Black workers typically get the short end of the stick even in the size of their unemployment benefits. Alabama, Louisiana, and Mississippi, for example, have the highest percentages of claims filed by Black workers, and yet they also have some of the lowest benefit amounts in the country—with Mississippi and Louisiana being the only states to offer regular benefits below $200 per week. In fact, nationwide, there is an inverse relationship between the percent of claims going to Black people and the dollar amount of weekly unemployment benefits.

According to these estimates, more than 2.3 million Black workers will lose unemployment benefits at the end of December, leading to more than $2.3 billion in lost income per month that will ripple throughout Black communities.

Looking Ahead

As Congress sets its agenda for 2021, not only should it extend CARES Act programs, but many of its features should be permanent.
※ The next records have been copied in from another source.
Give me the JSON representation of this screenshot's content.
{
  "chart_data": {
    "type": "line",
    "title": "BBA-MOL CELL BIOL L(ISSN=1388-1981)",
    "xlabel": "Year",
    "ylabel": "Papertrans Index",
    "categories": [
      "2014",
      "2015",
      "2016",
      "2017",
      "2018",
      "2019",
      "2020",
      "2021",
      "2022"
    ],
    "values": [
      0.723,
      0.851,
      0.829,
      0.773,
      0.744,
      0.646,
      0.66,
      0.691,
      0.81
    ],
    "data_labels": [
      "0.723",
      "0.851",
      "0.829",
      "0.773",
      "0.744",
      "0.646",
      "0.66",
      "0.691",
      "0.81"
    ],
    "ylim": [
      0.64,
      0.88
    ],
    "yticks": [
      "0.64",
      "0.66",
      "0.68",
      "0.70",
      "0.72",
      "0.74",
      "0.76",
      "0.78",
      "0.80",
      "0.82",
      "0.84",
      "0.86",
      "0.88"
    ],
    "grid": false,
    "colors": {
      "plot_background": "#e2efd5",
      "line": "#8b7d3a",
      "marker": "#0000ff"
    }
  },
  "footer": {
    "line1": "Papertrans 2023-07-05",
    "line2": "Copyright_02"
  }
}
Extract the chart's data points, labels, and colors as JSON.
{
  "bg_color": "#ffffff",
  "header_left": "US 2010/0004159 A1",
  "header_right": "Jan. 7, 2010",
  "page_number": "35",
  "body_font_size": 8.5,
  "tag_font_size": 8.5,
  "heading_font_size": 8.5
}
All workers, despite their tax status, should be able to access unemployment benefits; people who leave work because they are sick or must care for sick family members should always be eligible for benefits; and these benefits shouldbe extended to cover undocumented workers, who are aggregiously left out of many federal and state programs.

While the dynamics of this crisis are different from those of the Great Recession, we know from past experience that, unless dramatic action is taken that targets the specific groups that are most vulnerable, these workers and their communities will only fall farther behind for the long term. The current economic crisis has the potential to cause even greater long-term harm, but ensuring unemployment benefits for the millions of women, children, and people of color who are currently struggling would be a great first step toward an equitable response.

header photo: People receive food at the Thessalonica Christian Church during a distribution site on October 17, 2020 in New York City. Source: Spencer Platt/Getty Images


  1. Note that there are no national demographic breakdowns for PUA recipients, and thus this analysis relies on the demographics of state UI recipients.
  2. In this study, deep poverty is characterized by a household having incomes below 50 percent of the federal poverty line.